During the pandemic, people were hoarding toilet paper of all things. Why hoard toilet paper for a respiratory disease? Anyway, toilet paper, bread, baking supplies, hand sanitizer and rubbing alcohol, all hoarded.

I like to hoard the Canadian dollar. A little here and a little there and the next thing you know, you have enough to pay for a weekend in Winnipeg or Regina. Unfortunately, times have changed, and the loonie is getting harder to find now that credit cards are used for so many purchases.

There was a time not so long ago when the Bank of North Dakota was a clearing house for the Canadian dollar in North Dakota. I don’t remember how I found out, but I discovered that BND had lots of loonies in its vaults. So, I started buying it from 70 to 73 cents on the U.S. dollar while I was a college student in Bismarck in the mid 1980s. You can imagine being in college, a person doesn’t have money to spend on something like another currency. I was in the National Guard so had a little money at my disposal, and I used it wisely by purchasing loonies at BND whenever I had the chance, and the price was right.

Over the two years I was at “Bismarck Junior College,” I managed to collect more than $2,300. It seemed easy because, yes, it is legal currency, but there really wasn’t anywhere to spend it without taking a big hit on each dollar spent. So I sat on it, and it accumulated. When I got to UND in the fall of 1986, going to school just got a whole lot more expensive, and I was too far away from making a Friday afternoon trip to the Bismarck bank, so the accumulation stopped.

As time went on, interest rates in Canadian banks were rising rapidly, so I decided to open an account at the Royal Bank of Canada in Winnipeg. At 70 cents, I was using the U.S. dollar to buy $1.30 Canadian. That $1.30 was deposited into a CD that earned 9.5 percent interest for seven years. When I opened the account, I was told I was the first person in Winnipeg to have a seven-year CD instead of five, at least in the Royal Bank system.

Little did anyone know that in 1991 a new tax in Canada called the Goods and Services Tax would cause Canadians to flood into North Dakota to spend their hard earned loonies.

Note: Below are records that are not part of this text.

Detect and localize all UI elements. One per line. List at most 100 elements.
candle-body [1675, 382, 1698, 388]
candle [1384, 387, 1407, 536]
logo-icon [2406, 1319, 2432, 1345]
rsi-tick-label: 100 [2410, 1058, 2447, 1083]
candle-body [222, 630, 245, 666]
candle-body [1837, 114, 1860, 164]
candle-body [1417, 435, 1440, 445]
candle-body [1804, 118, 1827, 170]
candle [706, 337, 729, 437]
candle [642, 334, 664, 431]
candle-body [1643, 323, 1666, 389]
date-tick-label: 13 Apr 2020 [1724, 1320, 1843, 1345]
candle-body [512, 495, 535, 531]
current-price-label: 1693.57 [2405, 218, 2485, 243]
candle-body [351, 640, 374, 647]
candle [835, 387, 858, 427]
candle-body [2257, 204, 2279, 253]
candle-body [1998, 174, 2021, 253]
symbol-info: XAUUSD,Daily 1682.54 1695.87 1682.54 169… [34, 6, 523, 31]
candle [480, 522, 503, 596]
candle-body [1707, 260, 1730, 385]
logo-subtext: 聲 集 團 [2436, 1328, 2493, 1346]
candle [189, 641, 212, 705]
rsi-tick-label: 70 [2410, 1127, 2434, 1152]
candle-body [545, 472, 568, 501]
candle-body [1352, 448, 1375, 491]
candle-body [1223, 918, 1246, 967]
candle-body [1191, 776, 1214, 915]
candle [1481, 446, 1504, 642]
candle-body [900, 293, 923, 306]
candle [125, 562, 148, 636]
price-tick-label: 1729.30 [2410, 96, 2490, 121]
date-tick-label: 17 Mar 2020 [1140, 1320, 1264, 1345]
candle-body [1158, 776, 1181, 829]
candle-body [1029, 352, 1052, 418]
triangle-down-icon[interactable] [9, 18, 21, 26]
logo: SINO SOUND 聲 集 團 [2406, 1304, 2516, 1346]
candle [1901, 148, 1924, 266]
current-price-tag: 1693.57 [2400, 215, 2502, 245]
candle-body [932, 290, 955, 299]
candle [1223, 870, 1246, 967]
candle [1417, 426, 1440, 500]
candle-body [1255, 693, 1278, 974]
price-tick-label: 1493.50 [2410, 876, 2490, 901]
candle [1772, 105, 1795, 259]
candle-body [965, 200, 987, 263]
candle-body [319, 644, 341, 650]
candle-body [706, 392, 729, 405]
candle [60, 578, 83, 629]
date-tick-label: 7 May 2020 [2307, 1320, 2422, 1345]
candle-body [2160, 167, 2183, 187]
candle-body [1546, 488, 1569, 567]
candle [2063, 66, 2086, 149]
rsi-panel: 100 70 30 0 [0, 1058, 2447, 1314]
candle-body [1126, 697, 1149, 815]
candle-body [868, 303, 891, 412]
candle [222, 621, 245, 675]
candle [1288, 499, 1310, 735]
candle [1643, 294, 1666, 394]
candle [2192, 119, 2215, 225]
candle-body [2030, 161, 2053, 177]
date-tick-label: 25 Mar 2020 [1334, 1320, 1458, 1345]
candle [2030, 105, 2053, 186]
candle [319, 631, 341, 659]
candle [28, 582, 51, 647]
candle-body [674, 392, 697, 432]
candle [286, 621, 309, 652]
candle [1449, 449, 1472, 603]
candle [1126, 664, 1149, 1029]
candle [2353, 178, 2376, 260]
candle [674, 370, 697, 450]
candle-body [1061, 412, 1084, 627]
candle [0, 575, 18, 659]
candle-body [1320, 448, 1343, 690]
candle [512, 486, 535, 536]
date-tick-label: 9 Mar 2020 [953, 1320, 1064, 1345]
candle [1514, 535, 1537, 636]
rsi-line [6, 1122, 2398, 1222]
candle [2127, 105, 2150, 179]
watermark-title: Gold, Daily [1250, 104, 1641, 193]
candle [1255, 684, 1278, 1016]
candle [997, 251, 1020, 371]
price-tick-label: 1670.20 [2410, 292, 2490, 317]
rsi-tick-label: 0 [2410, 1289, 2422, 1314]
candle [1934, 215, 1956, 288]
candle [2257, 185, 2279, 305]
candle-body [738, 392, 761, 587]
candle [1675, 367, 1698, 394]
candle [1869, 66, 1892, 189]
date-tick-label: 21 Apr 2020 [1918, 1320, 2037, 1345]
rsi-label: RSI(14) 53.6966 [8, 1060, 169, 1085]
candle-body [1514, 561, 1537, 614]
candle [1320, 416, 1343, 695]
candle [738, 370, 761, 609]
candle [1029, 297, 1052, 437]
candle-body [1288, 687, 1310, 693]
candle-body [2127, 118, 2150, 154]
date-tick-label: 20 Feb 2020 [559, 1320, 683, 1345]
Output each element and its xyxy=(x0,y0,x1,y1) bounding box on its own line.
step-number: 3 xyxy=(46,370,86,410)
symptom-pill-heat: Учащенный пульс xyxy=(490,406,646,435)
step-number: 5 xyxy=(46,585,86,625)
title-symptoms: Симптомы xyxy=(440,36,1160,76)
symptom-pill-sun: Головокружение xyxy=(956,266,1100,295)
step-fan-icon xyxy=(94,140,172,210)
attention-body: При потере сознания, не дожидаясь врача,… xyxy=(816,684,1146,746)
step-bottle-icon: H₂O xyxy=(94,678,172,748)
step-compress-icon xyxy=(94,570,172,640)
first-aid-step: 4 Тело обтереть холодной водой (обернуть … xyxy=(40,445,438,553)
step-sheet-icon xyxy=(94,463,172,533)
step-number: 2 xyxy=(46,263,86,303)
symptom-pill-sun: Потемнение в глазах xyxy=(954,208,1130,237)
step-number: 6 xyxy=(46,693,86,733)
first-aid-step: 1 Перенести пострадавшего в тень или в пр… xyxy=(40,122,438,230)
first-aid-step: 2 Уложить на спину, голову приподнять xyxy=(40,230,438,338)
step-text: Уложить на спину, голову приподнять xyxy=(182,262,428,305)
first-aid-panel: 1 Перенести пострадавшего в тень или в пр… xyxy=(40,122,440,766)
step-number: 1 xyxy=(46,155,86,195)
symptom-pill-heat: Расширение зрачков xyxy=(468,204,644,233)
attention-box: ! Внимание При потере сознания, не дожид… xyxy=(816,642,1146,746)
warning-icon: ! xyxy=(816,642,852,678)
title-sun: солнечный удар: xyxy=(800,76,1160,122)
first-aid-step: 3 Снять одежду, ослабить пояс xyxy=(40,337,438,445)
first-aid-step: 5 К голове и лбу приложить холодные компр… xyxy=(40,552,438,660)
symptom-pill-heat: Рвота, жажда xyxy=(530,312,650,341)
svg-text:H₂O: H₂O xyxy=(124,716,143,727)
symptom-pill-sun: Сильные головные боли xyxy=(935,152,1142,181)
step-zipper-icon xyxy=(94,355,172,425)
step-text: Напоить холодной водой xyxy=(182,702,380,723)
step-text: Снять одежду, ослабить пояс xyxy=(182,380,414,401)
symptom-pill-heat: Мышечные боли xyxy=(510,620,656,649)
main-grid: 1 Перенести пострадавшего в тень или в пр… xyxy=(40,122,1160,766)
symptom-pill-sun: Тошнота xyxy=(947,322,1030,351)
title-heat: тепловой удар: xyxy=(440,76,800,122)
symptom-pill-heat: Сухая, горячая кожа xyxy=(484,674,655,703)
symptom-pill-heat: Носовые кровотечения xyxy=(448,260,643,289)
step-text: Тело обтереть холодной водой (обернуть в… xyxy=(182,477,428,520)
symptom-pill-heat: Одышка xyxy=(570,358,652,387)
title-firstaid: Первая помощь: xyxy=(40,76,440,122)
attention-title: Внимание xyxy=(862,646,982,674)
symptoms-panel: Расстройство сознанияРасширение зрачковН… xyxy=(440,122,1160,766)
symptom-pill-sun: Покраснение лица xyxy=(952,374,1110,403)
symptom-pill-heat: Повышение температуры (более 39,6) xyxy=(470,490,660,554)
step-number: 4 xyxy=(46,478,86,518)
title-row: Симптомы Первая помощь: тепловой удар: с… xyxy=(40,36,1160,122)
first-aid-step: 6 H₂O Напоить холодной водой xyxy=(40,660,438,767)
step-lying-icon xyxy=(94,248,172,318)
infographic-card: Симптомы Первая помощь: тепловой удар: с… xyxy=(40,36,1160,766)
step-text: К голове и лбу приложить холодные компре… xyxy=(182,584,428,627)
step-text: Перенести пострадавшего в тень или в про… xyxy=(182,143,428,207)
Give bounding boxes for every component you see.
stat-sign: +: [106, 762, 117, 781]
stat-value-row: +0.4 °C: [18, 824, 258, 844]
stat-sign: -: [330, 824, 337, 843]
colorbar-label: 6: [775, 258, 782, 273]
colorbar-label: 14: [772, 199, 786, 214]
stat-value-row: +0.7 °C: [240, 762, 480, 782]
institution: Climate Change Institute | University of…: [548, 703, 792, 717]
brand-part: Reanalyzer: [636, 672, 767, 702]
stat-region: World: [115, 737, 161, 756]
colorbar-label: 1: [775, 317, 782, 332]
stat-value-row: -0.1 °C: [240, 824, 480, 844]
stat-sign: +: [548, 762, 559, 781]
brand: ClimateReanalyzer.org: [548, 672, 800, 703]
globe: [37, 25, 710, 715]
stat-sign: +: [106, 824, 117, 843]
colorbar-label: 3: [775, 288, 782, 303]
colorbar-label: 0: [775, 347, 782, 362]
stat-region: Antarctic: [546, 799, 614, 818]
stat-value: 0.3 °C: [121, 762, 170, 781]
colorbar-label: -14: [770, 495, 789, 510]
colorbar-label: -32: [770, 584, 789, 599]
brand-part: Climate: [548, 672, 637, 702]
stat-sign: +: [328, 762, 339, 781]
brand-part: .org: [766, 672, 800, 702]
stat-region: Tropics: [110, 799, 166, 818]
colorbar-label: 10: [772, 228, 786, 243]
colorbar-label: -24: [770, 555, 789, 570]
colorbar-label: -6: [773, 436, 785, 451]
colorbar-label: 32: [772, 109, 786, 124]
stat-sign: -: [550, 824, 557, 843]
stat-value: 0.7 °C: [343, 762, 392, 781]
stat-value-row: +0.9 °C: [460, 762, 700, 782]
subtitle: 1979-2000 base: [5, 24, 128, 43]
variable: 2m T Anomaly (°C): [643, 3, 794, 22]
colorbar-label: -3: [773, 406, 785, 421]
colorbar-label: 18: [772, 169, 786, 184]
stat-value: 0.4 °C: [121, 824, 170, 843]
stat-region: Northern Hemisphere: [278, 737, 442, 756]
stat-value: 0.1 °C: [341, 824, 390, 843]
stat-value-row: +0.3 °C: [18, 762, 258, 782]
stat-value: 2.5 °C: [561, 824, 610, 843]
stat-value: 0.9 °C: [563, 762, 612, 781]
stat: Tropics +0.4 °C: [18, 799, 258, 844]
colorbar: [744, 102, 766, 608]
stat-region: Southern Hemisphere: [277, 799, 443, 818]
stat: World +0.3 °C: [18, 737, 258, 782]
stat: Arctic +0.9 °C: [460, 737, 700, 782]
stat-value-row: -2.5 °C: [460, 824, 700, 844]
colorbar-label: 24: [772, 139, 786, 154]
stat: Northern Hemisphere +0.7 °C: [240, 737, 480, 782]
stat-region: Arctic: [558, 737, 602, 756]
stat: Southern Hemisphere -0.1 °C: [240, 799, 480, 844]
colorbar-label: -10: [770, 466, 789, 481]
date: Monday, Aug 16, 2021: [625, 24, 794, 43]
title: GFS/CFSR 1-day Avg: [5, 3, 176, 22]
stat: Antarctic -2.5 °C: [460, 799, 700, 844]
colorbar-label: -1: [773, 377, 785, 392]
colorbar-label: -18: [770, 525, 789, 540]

After Prime Minister Jean Chretien announced the GST was in force, every day Canadians must have been really mad, because they came to Fargo, Grand Forks, Bismarck, Minot and many other places like Bottineau, Langdon and Devils Lake to spend their money on furniture, cars, clothing, food and even farm machinery. You could go to West Acres shopping mall in Fargo and swear you were at Polo Park in Winnipeg because of all the Manitoba license plates.

That meant a boom for the retail, hospitality and tourism industry in North Dakota, and many of those dollars were sent to the Bank of North Dakota after being converted locally. It meant millions of loonies flowing into the state, and there was a short time, the first quarter of 1991, in which the city of Fargo took in $30 million in Canadian currency. It was said that more than 90 percent of the people living in the city of Winnipeg visited Fargo at one time or another in 1991. Grand Forks has always had a strong Canadian dollar presence and because of it, holds numerous Canadian businesses including a major hotel called Canad Inns.

Minot must have plenty of money because it repeatedly rejected putting incentives in place to bring the Canadian dollar from Regina, Moose Jaw and Saskatoon. The loonie has always been just a trickle in Minot, and Manitoba license plates are about as rare as Puerto Rico or Hawaii.

These days you just don’t see the physical money floating around anywhere. It’s because credit cards have made it all digital so no actual money changes hands like the $30 million did in Fargo, and again, that was only three months in one year.

My money in the Royal Bank continued to accumulate, and when I moved to Langdon in 1996, I had plenty of money to pay for weekend trips to Winnipeg. That was a lot of fun.